Bladder cancer (BLCA) is a highly heterogeneous disease influenced by the tumor microenvironment, which may affect patients' response to immune checkpoint blockade therapy. Therefore, identifying molecular markers and therapeutic targets to improve treatment is essential. In this study, we aimed to investigate the prognostic significance of LRP1 in BLCA.
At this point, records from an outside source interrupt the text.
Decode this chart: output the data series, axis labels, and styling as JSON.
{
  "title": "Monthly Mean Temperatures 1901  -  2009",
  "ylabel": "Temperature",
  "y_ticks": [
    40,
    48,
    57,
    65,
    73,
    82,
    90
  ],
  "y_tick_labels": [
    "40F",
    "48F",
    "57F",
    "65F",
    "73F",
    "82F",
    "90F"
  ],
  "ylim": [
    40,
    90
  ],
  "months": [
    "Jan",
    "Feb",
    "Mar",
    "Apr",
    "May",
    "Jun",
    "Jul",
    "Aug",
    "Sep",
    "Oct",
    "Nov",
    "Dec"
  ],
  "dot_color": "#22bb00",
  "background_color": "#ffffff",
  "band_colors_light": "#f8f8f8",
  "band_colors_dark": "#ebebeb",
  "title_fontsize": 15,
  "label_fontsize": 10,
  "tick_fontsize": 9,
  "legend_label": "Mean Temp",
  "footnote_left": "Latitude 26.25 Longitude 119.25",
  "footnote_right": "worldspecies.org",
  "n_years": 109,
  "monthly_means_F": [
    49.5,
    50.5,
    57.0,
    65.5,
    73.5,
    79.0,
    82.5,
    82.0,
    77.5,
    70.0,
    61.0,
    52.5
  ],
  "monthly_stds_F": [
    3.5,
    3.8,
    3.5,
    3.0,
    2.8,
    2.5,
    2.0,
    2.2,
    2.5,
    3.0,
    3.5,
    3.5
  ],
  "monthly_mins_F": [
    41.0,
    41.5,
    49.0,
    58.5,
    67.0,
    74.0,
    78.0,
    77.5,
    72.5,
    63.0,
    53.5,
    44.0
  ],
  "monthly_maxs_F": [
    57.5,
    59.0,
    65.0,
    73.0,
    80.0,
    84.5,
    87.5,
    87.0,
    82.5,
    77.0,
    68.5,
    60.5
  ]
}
We analyzed TCGA and IMvigor210 cohorts to investigate the relationship of LRP1 with BLCA prognosis. We utilized gene mutation analysis and enrichment to identify LRP1-associated mutated genes and biological processes. Deconvolution algorithms and single-cell analysis were used to understand the tumor-infiltrated cells and biological pathways associated with LRP1 expression. Immunohistochemistry was conducted to validate the bioinformatics analysis.
Our study revealed that LRP1 was an independent risk factor for overall survival in BLCA patients and was associated with clinicopathological features and FGFR3 mutation frequency. Enrichment analysis demonstrated that LRP1 was involved in extracellular matrix remodeling and tumor metabolic processes. Furthermore, the ssGSEA algorithm revealed that LRP1 was positively correlated with the activities of tumor-associated pathways. Our study also found that high LRP1 expression impaired patients' responsiveness to ICB therapy in BLCA, which was predicted by TIDE prediction and validated by IMvigor210 cohort. Immunohistochemistry confirmed the expression of LRP1 in Cancer-Associated Fibroblasts (CAFs) and macrophages in the tumor microenvironment of BLCA.
Our study suggests that LRP1 may be a potential prognostic biomarker and therapeutic target in BLCA. Further research on LRP1 may improve BLCA precision medicine and enhance the efficacy of immune checkpoint blockade therapy.